Uitspraak
1.Geding in cassatie
2.Beoordeling van de ontvankelijkheid van het beroep
3.Beslissing
21 maart 2017.
Hoge Raad
In deze zaak gaat het om een cassatieberoep van een klager tegen een beschikking van de Rechtbank Den Haag, gedateerd 23 februari 2016, met nummer RK 15/4605. De klager had een klaagschrift ingediend op basis van artikel 552b van het Wetboek van Strafvordering (Sv) met betrekking tot beslag. Het beroep in cassatie is ingesteld, maar er zijn geen middelen van cassatie ingediend binnen de wettelijk gestelde termijn. De Advocaat-Generaal W.H. Vellinga heeft geconcludeerd tot niet-ontvankelijkverklaring van de klager in het beroep.
De Hoge Raad heeft de ontvankelijkheid van het beroep beoordeeld en vastgesteld dat de klager niet binnen de bij de wet gestelde termijn een schriftuur houdende middelen van cassatie heeft ingediend. Dit is in strijd met het voorschrift van artikel 447, vijfde lid, van het Wetboek van Strafvordering.
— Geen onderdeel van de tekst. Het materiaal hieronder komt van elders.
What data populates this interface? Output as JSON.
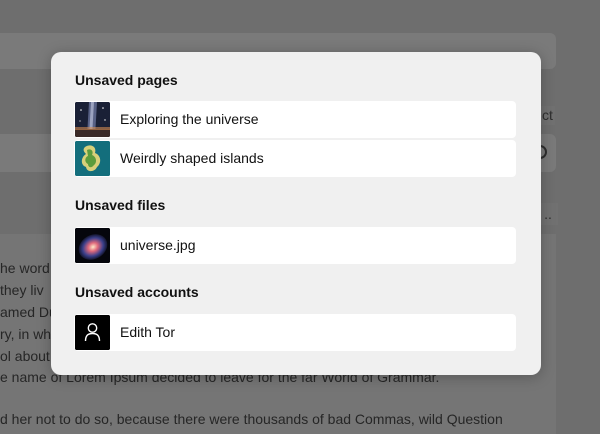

Hierdoor kan de klager niet in het beroep worden ontvangen.
Op 21 maart 2017 heeft de Hoge Raad de klager niet-ontvankelijk verklaard in het beroep. Deze beschikking is gegeven door de vice-president W.A.M. van Schendel als voorzitter, samen met de raadsheren H.A.G. Splinter-van Kan en A.L.J. van Strien, en is uitgesproken ter openbare terechtzitting.